このお嬢様はこれで私の忠実な操り人形…いえ、メタルスライムだけに鋼鉄のラジコン人形でしょうか…?」
(嘘…身体が…動かない…。
こんな気障ったらしい男、さっさとブッ飛ばしてやりたいのに…腕が!脚が…!)
「さあて、どうしてくれましょうか?
さっさとリングアウトさせてもいいのですが…。」
(…駄目…。このままじゃ『降りろ』と命令されたらホントにリングを降りちゃうよ…)
「フフフ、だがしかし!
私の相棒のぬりかべのダグラスは、貴女に両拳を砕かれていますからねぇ。」
「仕返しに私の拳を砕くつもり?」
「いえいえ、動けないレディ相手にそんな真似をすれば、我が伯爵家の誇りを傷つけます…。。
う~ん、そうですねぇ。
では、今すぐ全裸で土下座して『申し訳ございませんでした』
と、言ってもらいましょうか?
傷ついたダグラスの心もそれで癒されることでしょう?」
(な、何よこの変態吸血鬼!うら若き乙女にそんな命令する方が恥ずかしいでしょ!って駄目…!
私の手が勝手に制服の袴に…

駄目!萌慎艶戯塾の女子だけならまだしも、羅漢塾の男子や一般客も居るのに…。
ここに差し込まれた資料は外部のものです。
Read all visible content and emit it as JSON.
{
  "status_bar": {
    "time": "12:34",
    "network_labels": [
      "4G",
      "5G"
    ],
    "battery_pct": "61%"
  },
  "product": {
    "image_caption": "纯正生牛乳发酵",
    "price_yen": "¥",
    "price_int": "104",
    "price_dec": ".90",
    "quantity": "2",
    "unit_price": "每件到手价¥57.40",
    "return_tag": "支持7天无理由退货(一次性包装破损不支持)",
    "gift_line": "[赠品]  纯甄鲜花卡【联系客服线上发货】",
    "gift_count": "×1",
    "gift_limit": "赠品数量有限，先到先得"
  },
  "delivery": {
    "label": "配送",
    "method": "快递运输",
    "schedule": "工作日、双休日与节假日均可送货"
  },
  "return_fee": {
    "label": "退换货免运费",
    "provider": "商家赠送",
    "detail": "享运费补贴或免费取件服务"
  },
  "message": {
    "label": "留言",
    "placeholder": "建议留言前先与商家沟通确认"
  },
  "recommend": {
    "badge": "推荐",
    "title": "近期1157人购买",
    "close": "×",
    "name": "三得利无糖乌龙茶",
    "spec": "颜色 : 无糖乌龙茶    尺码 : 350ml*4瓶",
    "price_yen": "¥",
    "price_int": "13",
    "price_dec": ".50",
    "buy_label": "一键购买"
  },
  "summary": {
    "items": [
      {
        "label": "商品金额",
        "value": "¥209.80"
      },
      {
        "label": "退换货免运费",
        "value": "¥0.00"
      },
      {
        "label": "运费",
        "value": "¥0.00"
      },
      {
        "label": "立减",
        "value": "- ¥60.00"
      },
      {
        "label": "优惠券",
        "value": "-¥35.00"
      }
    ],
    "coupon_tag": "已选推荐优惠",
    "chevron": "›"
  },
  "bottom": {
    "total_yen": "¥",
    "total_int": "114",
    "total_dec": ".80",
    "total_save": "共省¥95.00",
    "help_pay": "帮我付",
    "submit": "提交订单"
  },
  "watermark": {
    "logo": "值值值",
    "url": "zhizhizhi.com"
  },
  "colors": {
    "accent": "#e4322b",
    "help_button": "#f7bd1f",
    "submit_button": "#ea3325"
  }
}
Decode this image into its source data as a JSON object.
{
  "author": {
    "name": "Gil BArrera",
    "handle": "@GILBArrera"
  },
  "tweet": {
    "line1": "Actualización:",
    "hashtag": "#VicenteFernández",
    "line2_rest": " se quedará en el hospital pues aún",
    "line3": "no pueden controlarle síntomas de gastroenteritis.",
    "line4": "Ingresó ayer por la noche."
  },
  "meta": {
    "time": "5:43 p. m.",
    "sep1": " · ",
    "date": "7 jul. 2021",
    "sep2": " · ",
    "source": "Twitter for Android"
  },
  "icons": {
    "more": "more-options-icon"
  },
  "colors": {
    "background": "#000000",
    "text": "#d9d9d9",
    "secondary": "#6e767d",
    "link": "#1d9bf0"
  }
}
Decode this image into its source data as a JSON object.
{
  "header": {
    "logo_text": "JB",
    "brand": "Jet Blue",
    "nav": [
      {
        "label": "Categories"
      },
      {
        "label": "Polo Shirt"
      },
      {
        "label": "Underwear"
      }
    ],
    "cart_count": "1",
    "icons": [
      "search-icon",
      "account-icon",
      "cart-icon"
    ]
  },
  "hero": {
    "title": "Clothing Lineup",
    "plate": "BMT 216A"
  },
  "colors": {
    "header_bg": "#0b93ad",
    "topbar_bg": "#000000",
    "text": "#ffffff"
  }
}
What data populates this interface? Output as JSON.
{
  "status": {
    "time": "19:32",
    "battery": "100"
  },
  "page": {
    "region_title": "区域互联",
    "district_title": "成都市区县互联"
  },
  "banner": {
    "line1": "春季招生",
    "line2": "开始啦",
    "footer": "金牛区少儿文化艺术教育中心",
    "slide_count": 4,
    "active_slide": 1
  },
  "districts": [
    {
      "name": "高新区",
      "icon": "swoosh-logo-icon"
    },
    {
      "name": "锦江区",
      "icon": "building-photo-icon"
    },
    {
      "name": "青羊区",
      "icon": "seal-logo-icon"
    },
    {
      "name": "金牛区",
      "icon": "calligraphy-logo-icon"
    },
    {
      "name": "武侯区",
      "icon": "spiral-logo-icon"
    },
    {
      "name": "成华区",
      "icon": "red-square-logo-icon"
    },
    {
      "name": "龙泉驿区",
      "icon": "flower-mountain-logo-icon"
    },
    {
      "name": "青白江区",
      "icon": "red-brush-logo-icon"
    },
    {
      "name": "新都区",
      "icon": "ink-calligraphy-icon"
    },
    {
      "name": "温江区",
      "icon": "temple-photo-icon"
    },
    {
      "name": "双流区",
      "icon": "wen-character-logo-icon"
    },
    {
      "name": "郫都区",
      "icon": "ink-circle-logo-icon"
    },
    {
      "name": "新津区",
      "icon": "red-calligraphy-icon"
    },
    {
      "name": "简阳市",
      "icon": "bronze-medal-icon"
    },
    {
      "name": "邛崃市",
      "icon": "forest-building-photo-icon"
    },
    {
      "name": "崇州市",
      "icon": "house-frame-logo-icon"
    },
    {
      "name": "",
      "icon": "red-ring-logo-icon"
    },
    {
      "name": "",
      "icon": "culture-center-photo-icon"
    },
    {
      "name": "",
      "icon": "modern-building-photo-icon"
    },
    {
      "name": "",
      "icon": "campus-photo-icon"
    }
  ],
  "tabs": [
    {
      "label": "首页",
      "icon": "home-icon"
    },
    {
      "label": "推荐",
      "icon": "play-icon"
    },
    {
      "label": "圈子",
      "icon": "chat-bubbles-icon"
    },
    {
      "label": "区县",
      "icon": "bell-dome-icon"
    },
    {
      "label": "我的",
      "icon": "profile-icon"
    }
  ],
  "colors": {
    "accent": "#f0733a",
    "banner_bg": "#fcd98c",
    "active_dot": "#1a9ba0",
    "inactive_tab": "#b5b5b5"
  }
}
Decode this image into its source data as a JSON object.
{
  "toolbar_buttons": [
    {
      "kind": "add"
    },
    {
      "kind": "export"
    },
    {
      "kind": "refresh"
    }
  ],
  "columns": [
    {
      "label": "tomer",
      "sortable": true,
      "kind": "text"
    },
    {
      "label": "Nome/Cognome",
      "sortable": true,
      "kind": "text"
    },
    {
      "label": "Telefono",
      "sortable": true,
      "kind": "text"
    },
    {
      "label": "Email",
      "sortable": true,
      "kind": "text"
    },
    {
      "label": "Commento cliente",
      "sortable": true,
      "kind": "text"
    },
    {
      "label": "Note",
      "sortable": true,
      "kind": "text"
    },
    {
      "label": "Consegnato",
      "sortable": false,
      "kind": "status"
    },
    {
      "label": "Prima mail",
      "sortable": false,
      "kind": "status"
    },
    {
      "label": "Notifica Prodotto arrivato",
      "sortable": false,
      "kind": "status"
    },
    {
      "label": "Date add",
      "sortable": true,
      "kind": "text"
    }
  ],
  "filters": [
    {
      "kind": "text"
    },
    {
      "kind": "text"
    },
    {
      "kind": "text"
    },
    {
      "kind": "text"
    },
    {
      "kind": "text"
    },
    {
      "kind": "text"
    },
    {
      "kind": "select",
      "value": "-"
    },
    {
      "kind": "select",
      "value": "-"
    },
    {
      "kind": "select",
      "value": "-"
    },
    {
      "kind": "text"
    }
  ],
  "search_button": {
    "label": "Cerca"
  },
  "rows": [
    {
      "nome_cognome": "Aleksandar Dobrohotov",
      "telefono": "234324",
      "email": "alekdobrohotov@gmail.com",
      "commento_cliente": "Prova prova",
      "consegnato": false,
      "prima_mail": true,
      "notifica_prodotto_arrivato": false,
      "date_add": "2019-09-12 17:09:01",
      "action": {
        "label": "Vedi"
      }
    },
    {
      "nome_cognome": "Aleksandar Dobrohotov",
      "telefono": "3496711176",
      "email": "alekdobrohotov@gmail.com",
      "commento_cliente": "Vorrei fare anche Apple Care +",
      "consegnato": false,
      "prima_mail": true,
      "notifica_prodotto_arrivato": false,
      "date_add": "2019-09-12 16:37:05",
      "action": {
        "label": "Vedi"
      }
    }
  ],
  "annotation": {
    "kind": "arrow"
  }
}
」
「フフフ、これでこのスライムレディはもう終わりだ。
雨野うず女さん…次は貴女の番ですよ。」
「あら、私と樹里亜ちゃんのことよりも、貴方は自分と自分のパートナーを心配したらどう?」
「パートナー?ダグラスは私の後ろに控えて…。」
「ぬりかべー!」
「グギャ!ダグラス、何をする!」
「うず女先輩!?」
「拳は砕かれてても、蹴りはなかなかの威力じゃない?
それとも彼は元々貴方に恨みがあったのかしら?」
「貴様…まさか!?」
「アハッ、魅惑(チャーム)を自分の専売特許と思ってるならお目出度いわね!